= TN.cz =

Logo of TN.cz (current)

TN.cz (TN, TN.Nova.cz) is a Czech internet news portal. It is operated by TV Nova and is closely linked with its TV News programs. Emphasis is on video and video news, and from spring 2021, the website also features a live continuous broadcast of TN LIVE.

==About==
TN.cz is one of the most read news portals on the Czech Internet. In February 2022, it was visited by 3,480,942 real users. In addition to domestic and foreign news, it also covers economic and consumer topics and interesting facts from the world of celebrities. It also offers Sport and Auto sections.

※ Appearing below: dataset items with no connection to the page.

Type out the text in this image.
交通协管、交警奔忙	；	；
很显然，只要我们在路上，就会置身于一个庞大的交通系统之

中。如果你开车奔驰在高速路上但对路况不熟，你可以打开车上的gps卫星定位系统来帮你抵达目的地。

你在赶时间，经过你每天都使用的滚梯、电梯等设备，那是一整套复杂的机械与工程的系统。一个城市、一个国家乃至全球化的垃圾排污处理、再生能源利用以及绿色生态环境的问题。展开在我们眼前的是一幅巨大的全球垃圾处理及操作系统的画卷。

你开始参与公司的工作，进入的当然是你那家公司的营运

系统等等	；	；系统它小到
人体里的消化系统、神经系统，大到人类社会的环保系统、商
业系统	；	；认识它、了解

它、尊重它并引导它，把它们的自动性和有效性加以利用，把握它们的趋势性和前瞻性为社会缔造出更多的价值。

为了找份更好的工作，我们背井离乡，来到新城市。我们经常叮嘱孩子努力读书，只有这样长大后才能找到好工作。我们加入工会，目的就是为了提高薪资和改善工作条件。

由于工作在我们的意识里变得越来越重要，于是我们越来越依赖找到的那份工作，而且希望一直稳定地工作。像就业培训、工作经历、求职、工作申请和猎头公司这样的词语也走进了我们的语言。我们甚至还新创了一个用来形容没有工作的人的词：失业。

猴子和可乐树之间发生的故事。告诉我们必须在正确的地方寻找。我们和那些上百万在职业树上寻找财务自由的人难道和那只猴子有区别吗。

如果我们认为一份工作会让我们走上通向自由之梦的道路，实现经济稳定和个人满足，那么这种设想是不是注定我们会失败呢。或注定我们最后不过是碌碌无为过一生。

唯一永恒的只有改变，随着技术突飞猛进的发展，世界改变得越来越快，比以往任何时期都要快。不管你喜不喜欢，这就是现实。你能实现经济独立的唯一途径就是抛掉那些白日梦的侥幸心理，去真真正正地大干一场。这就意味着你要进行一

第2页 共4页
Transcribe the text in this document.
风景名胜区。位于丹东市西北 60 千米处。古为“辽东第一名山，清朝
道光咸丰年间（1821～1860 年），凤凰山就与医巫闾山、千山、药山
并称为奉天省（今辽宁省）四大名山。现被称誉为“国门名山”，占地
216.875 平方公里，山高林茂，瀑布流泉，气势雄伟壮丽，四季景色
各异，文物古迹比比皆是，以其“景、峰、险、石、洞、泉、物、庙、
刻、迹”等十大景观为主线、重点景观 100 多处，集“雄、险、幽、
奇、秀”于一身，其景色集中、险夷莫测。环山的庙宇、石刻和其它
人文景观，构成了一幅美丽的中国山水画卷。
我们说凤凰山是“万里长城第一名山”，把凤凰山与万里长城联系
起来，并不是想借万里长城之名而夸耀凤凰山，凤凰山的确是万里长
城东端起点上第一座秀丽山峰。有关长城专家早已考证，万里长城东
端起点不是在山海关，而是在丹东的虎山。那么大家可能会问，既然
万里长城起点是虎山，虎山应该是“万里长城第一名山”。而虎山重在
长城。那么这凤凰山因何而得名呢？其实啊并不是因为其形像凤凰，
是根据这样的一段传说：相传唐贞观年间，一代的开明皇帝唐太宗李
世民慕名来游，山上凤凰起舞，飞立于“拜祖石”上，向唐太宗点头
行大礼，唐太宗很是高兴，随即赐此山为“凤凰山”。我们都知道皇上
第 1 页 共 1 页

The editorial office, which has been headed by Vladimír Rosol since 2014, is linked to the editorial office of Televizní noviny, the most watched news program in the country, and they cooperate closely in terms of content. An important component of the content is live streams or videos, which are quickly published on the web by an extensive network of reporters in all regions.

==History==
The TN.cz portal has been operating since May 2008, its launch was preceded by an extensive advertising campaign. In the Czech environment, it was the first website linked to television news. The first editor-in-chief was Zdeněk Šámal who later became news director of Czech Television.

After Šámal's departure, Hanuš Hanslík, Jiří Sládek and Václav Kozák took turns in managing TN.cz. From 2012 to 2014, the website was managed by Lubor Černohlávek. Kamil Houska is the current director of news and journalism at TV Nova.

The website has undergone several redesigns during its existence. The last time was in September 2021, when the graphic form was united with the Television News broadcast from the new studio.